In der kubanischen Hauptstadt Havanna haben Vertreter der kolumbianischen Regierung und der Rebellengruppe Farc einen Waffenstillstand verkündet. Unterschrieben werden soll das Papier am Donnerstag.

Zuvor hatte die Nachrichtenagentur dpa aus Verhandlungskreisen berichtet, es gebe Fortschritte auf dem Weg zu einem Ende des Konflikts. "Im Namen der zahllosen Opfer. Nicht mehr Tote und Schrecken für das Vaterland. Heute ist der letzte Tag des Kriegs", schrieben die Unterhändler der Farc am Mittwoch auf Twitter.

Der Waffenstillstand gilt als Voraussetzung für einen Friedensvertrag, über den beide Seiten seit Ende 2012 verhandeln.
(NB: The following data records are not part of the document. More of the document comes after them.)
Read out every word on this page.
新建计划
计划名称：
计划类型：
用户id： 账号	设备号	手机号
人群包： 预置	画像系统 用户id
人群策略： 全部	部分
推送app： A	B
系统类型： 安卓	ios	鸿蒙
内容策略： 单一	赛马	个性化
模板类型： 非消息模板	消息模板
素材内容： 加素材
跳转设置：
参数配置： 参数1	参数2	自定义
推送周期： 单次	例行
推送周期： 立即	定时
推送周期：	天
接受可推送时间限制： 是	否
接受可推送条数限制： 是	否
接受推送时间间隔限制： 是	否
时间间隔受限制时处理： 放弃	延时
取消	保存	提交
Strittig war bis zuletzt, ob die Rebellen ihre Waffen abgeben müssen und wie die Sicherheit der Guerillakämpfer gewährleistet wird.

Im Bürgerkrieg zwischen linken Guerillagruppen, rechten Paramilitärs und der Armee starben in dem südamerikanischen Land seit 1964 rund 220.000 Menschen. Zur Unterzeichnung des Waffenstillstands in Havanna werden am Donnerstag Kolumbiens Präsident Juan Manuel Santos und Uno-Generalsekretär Ban Ki Moon sowie Vertreter der Garantiemächte Kuba und Norwegen erwartet.